İşte asıl düğüm burası, asıl döngü burası. Aynı tip insanları çekmek diye düşünürdüm ilişkilerde; karakter olarak korkak, ailesiyle bağlarının güçlü olduğu yanılgısında kendini kullandırtan, çevresinden onay bekleyen, kendini sürekli kanıtlama çabasında gibi örüntüler vardı hep. Kimisi mühendis, kimi avukat, kimisi hem mühendis hem şirket sahibi yani statü olarak kendini yetiştirmiş lakin sevmeyi öğrenememiş kişilerdi.. Hah işte bu noktada ben devreye giriyordum; sevilmeyi öğrenmeleri, birey olduklarını anlamaları, aile bağlarına değer vermekle o bağları boynuna tasma yapmak arasındaki farkı görmeleri, sürekli aldatan ve yalan söyleyen partnerlik ve arkadaşlık ilişkilerinin dışında da bir sevginin ve sadakatin mümkün olabileceğini görmeleri, kalplerindeki kibirden ve sürekli takdir onay bekleyip kendini çevreyle kıyaslayan kimliklerinden arınmaları ve yüzeysel bağlar yerine derin bağlar öğrenmeleri için.. Benim hayatımaysa onlar; işte bu saydığım niteliklere sahip olduğum kadar, bu niteliklerin dünya genelinde hele de şöyle bir dönemde bulunması en zor şeyler olduğunun farkına varmam, hak etmeyene çırpınarak verirsem kendimden azalacağı ve hatta bu nitelikleri yara ala ala öğrenmiş olmamdan dolayı özellikle net sınırlarla korumam gerektiğini öğrenmem için geldiler.. Yine de bu öğrenme hali yeterli değil çünkü niyet yankısı ortaya çıktığında ben zaten kendi içimde bu konularla yüzleşiyordum..

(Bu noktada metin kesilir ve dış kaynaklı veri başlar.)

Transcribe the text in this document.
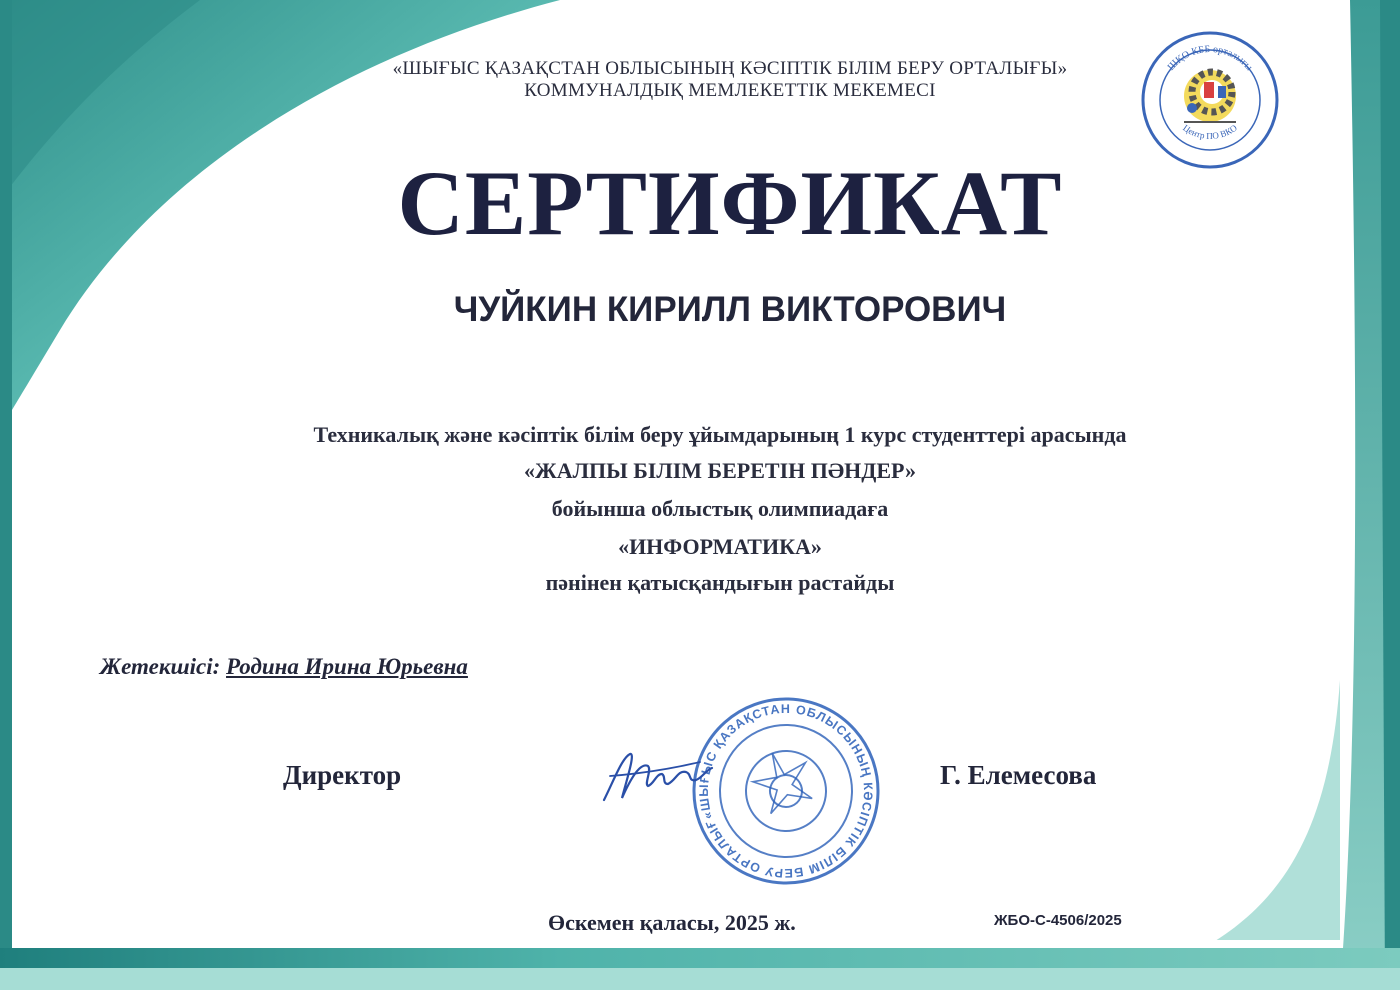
ШҚО КББ орталығы
Центр ПО ВКО
«ШЫҒЫС ҚАЗАҚСТАН ОБЛЫСЫНЫҢ КӘСІПТІК БІЛІМ БЕРУ ОРТАЛЫҒЫ»
КОММУНАЛДЫҚ МЕМЛЕКЕТТІК МЕКЕМЕСІ
СЕРТИФИКАТ
ЧУЙКИН КИРИЛЛ ВИКТОРОВИЧ
Техникалық және кәсіптік білім беру ұйымдарының 1 курс студенттері арасында
«ЖАЛПЫ БІЛІМ БЕРЕТІН ПӘНДЕР»
бойынша облыстық олимпиадаға
«ИНФОРМАТИКА»
пәнінен қатысқандығын растайды
Жетекшісі: Родина Ирина Юрьевна
Директор
«ШЫҒЫС ҚАЗАҚСТАН ОБЛЫСЫНЫҢ КӘСІПТІК БІЛІМ БЕРУ ОРТАЛЫҒЫ»
Г. Елемесова
Өскемен қаласы, 2025 ж.	ЖБО-С-4506/2025
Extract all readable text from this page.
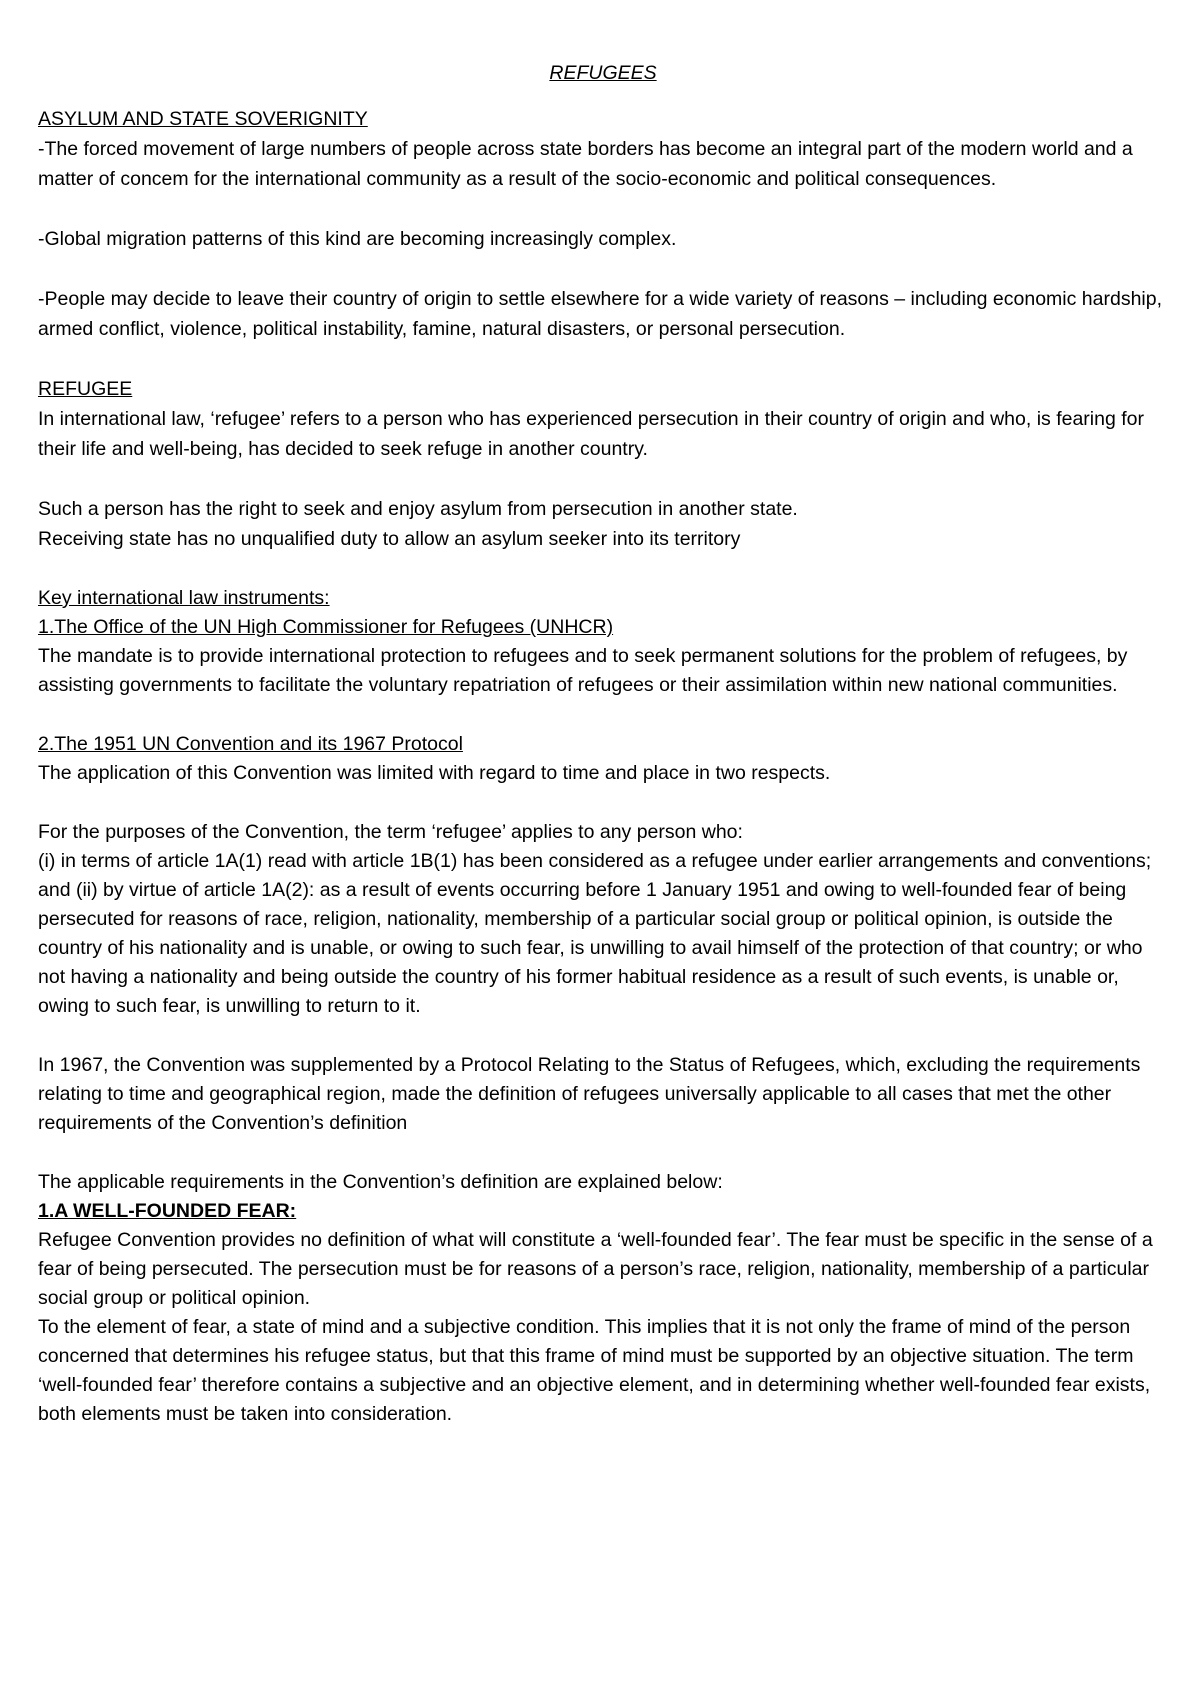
REFUGEES
ASYLUM AND STATE SOVERIGNITY

-The forced movement of large numbers of people across state borders has become an integral part of the modern world and a matter of concem for the international community as a result of the socio-economic and political consequences.

-Global migration patterns of this kind are becoming increasingly complex.

-People may decide to leave their country of origin to settle elsewhere for a wide variety of reasons – including economic hardship, armed conflict, violence, political instability, famine, natural disasters, or personal persecution.

REFUGEE

In international law, ‘refugee’ refers to a person who has experienced persecution in their country of origin and who, is fearing for their life and well-being, has decided to seek refuge in another country.

Such a person has the right to seek and enjoy asylum from persecution in another state.

Receiving state has no unqualified duty to allow an asylum seeker into its territory

Key international law instruments:
1.The Office of the UN High Commissioner for Refugees (UNHCR)

The mandate is to provide international protection to refugees and to seek permanent solutions for the problem of refugees, by assisting governments to facilitate the voluntary repatriation of refugees or their assimilation within new national communities.

2.The 1951 UN Convention and its 1967 Protocol

The application of this Convention was limited with regard to time and place in two respects.

For the purposes of the Convention, the term ‘refugee’ applies to any person who:

(i) in terms of article 1A(1) read with article 1B(1) has been considered as a refugee under earlier arrangements and conventions; and (ii) by virtue of article 1A(2): as a result of events occurring before 1 January 1951 and owing to well-founded fear of being persecuted for reasons of race, religion, nationality, membership of a particular social group or political opinion, is outside the country of his nationality and is unable, or owing to such fear, is unwilling to avail himself of the protection of that country; or who not having a nationality and being outside the country of his former habitual residence as a result of such events, is unable or, owing to such fear, is unwilling to return to it.

In 1967, the Convention was supplemented by a Protocol Relating to the Status of Refugees, which, excluding the requirements relating to time and geographical region, made the definition of refugees universally applicable to all cases that met the other requirements of the Convention’s definition

The applicable requirements in the Convention’s definition are explained below:

1.A WELL-FOUNDED FEAR:

Refugee Convention provides no definition of what will constitute a ‘well-founded fear’. The fear must be specific in the sense of a fear of being persecuted. The persecution must be for reasons of a person’s race, religion, nationality, membership of a particular social group or political opinion.

To the element of fear, a state of mind and a subjective condition. This implies that it is not only the frame of mind of the person concerned that determines his refugee status, but that this frame of mind must be supported by an objective situation. The term ‘well-founded fear’ therefore contains a subjective and an objective element, and in determining whether well-founded fear exists, both elements must be taken into consideration.
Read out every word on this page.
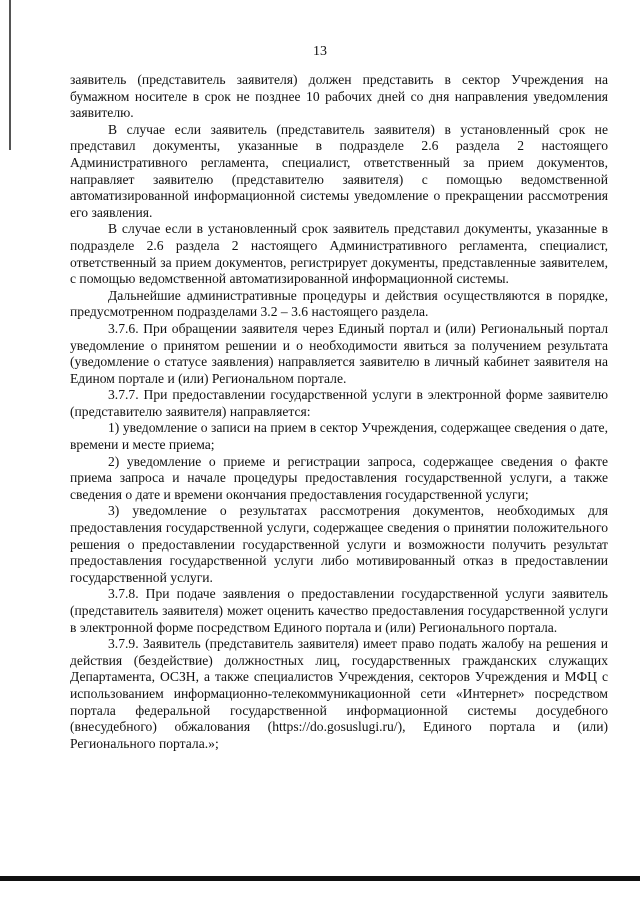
13

заявитель (представитель заявителя) должен представить в сектор Учреждения на бумажном носителе в срок не позднее 10 рабочих дней со дня направления уведомления заявителю.

В случае если заявитель (представитель заявителя) в установленный срок не представил документы, указанные в подразделе 2.6 раздела 2 настоящего Административного регламента, специалист, ответственный за прием документов, направляет заявителю (представителю заявителя) с помощью ведомственной автоматизированной информационной системы уведомление о прекращении рассмотрения его заявления.

В случае если в установленный срок заявитель представил документы, указанные в подразделе 2.6 раздела 2 настоящего Административного регламента, специалист, ответственный за прием документов, регистрирует документы, представленные заявителем, с помощью ведомственной автоматизированной информационной системы.

Дальнейшие административные процедуры и действия осуществляются в порядке, предусмотренном подразделами 3.2 – 3.6 настоящего раздела.

3.7.6. При обращении заявителя через Единый портал и (или) Региональный портал уведомление о принятом решении и о необходимости явиться за получением результата (уведомление о статусе заявления) направляется заявителю в личный кабинет заявителя на Едином портале и (или) Региональном портале.

3.7.7. При предоставлении государственной услуги в электронной форме заявителю (представителю заявителя) направляется:

1) уведомление о записи на прием в сектор Учреждения, содержащее сведения о дате, времени и месте приема;

2) уведомление о приеме и регистрации запроса, содержащее сведения о факте приема запроса и начале процедуры предоставления государственной услуги, а также сведения о дате и времени окончания предоставления государственной услуги;

3) уведомление о результатах рассмотрения документов, необходимых для предоставления государственной услуги, содержащее сведения о принятии положительного решения о предоставлении государственной услуги и возможности получить результат предоставления государственной услуги либо мотивированный отказ в предоставлении государственной услуги.

3.7.8. При подаче заявления о предоставлении государственной услуги заявитель (представитель заявителя) может оценить качество предоставления государственной услуги в электронной форме посредством Единого портала и (или) Регионального портала.

3.7.9. Заявитель (представитель заявителя) имеет право подать жалобу на решения и действия (бездействие) должностных лиц, государственных гражданских служащих Департамента, ОСЗН, а также специалистов Учреждения, секторов Учреждения и МФЦ с использованием информационно-телекоммуникационной сети «Интернет» посредством портала федеральной государственной информационной системы досудебного (внесудебного) обжалования (https://do.gosuslugi.ru/), Единого портала и (или) Регионального портала.»;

Ne zaman sevsem sevilmeyi öğrenememiş olanları seçen zihnimin en köklü hikayesi buydu, peki bunun niyetimle ilgisi ne? Çünkü yaralarımı şifalandırmam için yarası olanı bulmalıydım, çünkü sevgimin değerli olduğunu ispatlamam için sevgimle emek vereceğim birisini seçmeliydim. Çünkü sadakatin ve şeffaflığın kıymetli olduğunu kanıtlamak için bu konularda değer bilmeyen ve değer görmeyen kişiler olmalıydı.. Genelde de bu konular geçmişten, aileden yaralı konular olduğu için elbette aile konusunda bireyselleşmemiş olanlar olmalıydı.. Tam olarak kırıldığım yerden ışığın gireceği yer işte bu yara.. Yıllar önce benden çaldığını başkasına altın tepside sunan, hayatında bana onun evlilik teklifini alkışlattığı kişiden sonra bu döngüyü kırmak için hayatıma kimseyi almasam da son ilişkimde de o kişiden farksız birinin elini tutmayı seçmem biraz da buydu. Gerçi insan çevresinin toplamıdır derler, son seçtiğim partnerde gerçekten sevilmeye değer bir potansiyel görmeseydim o eli tutmazdım lakin kendisi arkadaşlarına benzemeyi seçti, saf ve sadakatli sevgi yerine. Bense onda gördüğüm potansiyeli nasıl yüceltebilirim hayaliyle baş başa kaldım, o ise alışık olduğu yüzeysel ve kendini kanıtlama çabası içerisinde olduğu çevreyi seçti, hikaye bu kadar..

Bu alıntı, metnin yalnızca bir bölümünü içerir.